Andrew Francl Thesis Defense: Modeling and Evaluating Human Sound Localization in the Natural Environment
Description
Speaker: Andrew Francl
Advisor: Josh McDermott
In person: Singleton Auditorium, 46-3002
On Zoom: https://mit.zoom.us/j/99914557787
Abstract:
Humans locate sounds in their environment to avoid danger and identify objects of interest. In a ten-minute bike ride, a person might take note of a car approaching from behind, a tree where a bird is singing, and pedestrians walking from around a blind corner.
Research on human sound localization has greatly advanced our understanding of binaural hearing but leaves us some ways from a complete understanding. In particular, it has been difficult to assess human sound localization in ways that align with humans experience on an everyday basis. This thesis aims to more closely align research methods and modeling approaches with the natural sound localization tasks that humans perform in the real world.

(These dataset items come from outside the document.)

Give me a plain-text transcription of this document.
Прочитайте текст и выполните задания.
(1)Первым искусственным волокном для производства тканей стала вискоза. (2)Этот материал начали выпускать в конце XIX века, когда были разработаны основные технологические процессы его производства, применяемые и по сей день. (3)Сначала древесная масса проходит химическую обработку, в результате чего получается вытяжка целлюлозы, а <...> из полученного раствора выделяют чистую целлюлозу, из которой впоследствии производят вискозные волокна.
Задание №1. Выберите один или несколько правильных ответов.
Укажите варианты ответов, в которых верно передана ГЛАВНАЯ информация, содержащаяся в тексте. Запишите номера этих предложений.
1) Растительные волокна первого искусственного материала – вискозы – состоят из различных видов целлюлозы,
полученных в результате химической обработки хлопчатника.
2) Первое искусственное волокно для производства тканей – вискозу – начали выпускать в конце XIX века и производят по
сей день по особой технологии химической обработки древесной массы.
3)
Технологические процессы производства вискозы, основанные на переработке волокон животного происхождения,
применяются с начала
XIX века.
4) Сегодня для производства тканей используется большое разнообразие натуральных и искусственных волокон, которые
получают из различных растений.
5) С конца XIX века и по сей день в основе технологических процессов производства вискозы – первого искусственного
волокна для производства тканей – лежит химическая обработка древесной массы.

In the first study, we show that a model trained to localize sounds in naturalistic conditions exhibits many features of human spatial hearing. But when trained in unnatural environments without reverberation, noise, or natural sounds, the model’s performance characteristics deviate from those of humans. The results show how biological hearing is adapted to the challenges of real-world environments and illustrate how artificial neural networks can reveal the real-world constraints that shape perception.
In the second study, we ran a behavioral experiment to evaluate human sound localization in a naturalistic setting with natural sounds and identified specific sounds that are difficult for humans to localize. We assessed whether the model of sound localization from the first study could predict the accuracy with which individual sounds are localized. We found that the model predicted human localization accuracy well above chance. However, the model biases were distinct from those evident in humans, suggesting room for future improvement.
In the third study, we constructed a model that uses a biologically inspired learning approach to localizing sounds, relying on self-motion cues from head movements to learn representations of sound locations. We show that this strategy can learn a representation that enables accurate decoding of sound location without having access to the ground truth location for sounds during training.